Report: Placido Domingo denies alleged casting power abuse
MILAN (AP) — Opera legend Placido Domingo was quoted by a leading Italian daily Monday as saying he did not abuse his power in casting, part of allegations against him in two reports by The Associated Press.
Domingo, 78, told Milanese daily Corriere della Sera that while he was general director in Washington and Los Angeles, casting decisions were made by “a team of four or five people.”
That meant “no one could take arbitrary decisions,” he said in an interview.
The AP reported last summer allegations by more than 20 women of sexual harassment or inappropriate behavior. Some claimed that rejecting his advances had hurt their careers.
Corriere interviewed the Spanish singer before a performance in Germany last week, looking ahead to a 50th anniversary concert Dec. 15 at Milan’s La Scala.
Domingo, who gave a similar interview to a Spanish outlet last week, said that the reports “in which I was heavily accused of sexual molestation and abuse of power” hit like “lightning.”
The first AP report was published in August, just after a successful concert marking his 50th year at the outdoor Arena amphitheater in Verona. The second was published in September.
“In a moment, the news became global, enormous, and it didn’t let up. It is right, in that I am a public person, that I should be under the spotlight of public opinion. But very offensive things were said about me as a human being,” Domingo said. “In just a few hours, without (my) being asked, my engagements in Philadelphia and San Francisco were canceled. In a few days, half a century of career was swept away, as if with a breath.”

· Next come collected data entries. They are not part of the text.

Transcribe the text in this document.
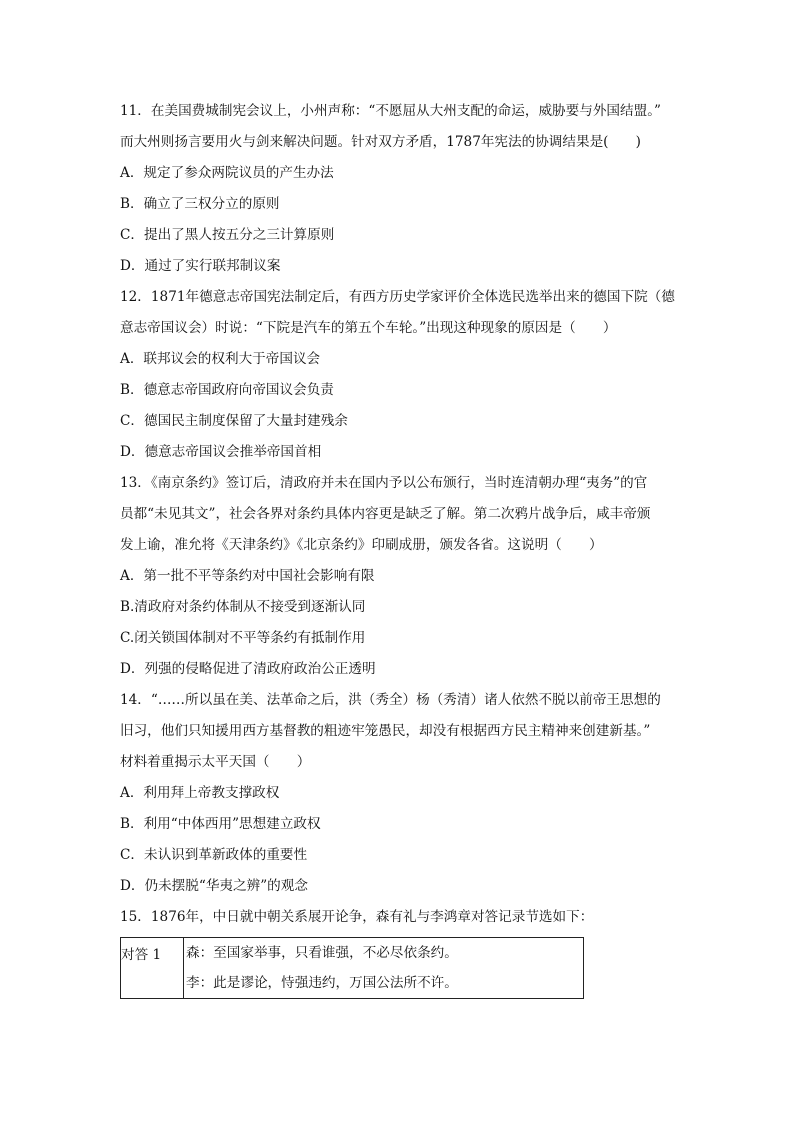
11．在美国费城制宪会议上，小州声称：“不愿屈从大州支配的命运，威胁要与外国结盟。”
而大州则扬言要用火与剑来解决问题。针对双方矛盾，1787年宪法的协调结果是(　　)
A．规定了参众两院议员的产生办法
B．确立了三权分立的原则
C．提出了黑人按五分之三计算原则
D．通过了实行联邦制议案
12．1871年德意志帝国宪法制定后，有西方历史学家评价全体选民选举出来的德国下院（德
意志帝国议会）时说：“下院是汽车的第五个车轮。”出现这种现象的原因是（　　）
A．联邦议会的权利大于帝国议会
B．德意志帝国政府向帝国议会负责
C．德国民主制度保留了大量封建残余
D．德意志帝国议会推举帝国首相
13．《南京条约》签订后，清政府并未在国内予以公布颁行，当时连清朝办理“夷务”的官
员都“未见其文”，社会各界对条约具体内容更是缺乏了解。第二次鸦片战争后，咸丰帝颁
发上谕，准允将《天津条约》《北京条约》印刷成册，颁发各省。这说明（　　）
A．第一批不平等条约对中国社会影响有限
B.清政府对条约体制从不接受到逐渐认同
C.闭关锁国体制对不平等条约有抵制作用
D．列强的侵略促进了清政府政治公正透明
14．“……所以虽在美、法革命之后，洪（秀全）杨（秀清）诸人依然不脱以前帝王思想的
旧习，他们只知援用西方基督教的粗迹牢笼愚民，却没有根据西方民主精神来创建新基。”
材料着重揭示太平天国（　　）
A．利用拜上帝教支撑政权
B．利用“中体西用”思想建立政权
C．未认识到革新政体的重要性
D．仍未摆脱“华夷之辨”的观念
15．1876年，中日就中朝关系展开论争，森有礼与李鸿章对答记录节选如下：
对答 1	森：至国家举事，只看谁强，不必尽依条约。
李：此是谬论，恃强违约，万国公法所不许。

Asked by the Italian newspaper if his reaction to the first report — noting that the rules and standards had changed from the past — amounted to a “partial admission of guilt,” Domingo did not directly deny the allegations.
He responded: “I am convinced that every form of sexual molestation and offensive behavior toward anyone should be condemned in any place, in any historic period.”
While most of his U.S. dates were canceled in the wake of the reports and an investigation is under way at the Los Angeles Opera, European venues have supported Domingo. Every performance has been confirmed and some opera managers, notably at the Salzburg Festival and the Vienna State Opera, countered the reports by saying that the opera star had always behaved well in their venues.
He has performed to a supportive public and long applause in Salzburg, Szeged, Hungary, Moscow, Vienna, Hamburg and starting Monday in Valencia, Spain.
Placido told Corriere that he was now starting to resume his daily life, after a period during which he spent “many hours closed in the house,” taking solace in music and the support of his family.
“Now slowly-slowly, I am returning to my daily life, to my work, and among friends and colleagues, I feel serene,” he told Corriere.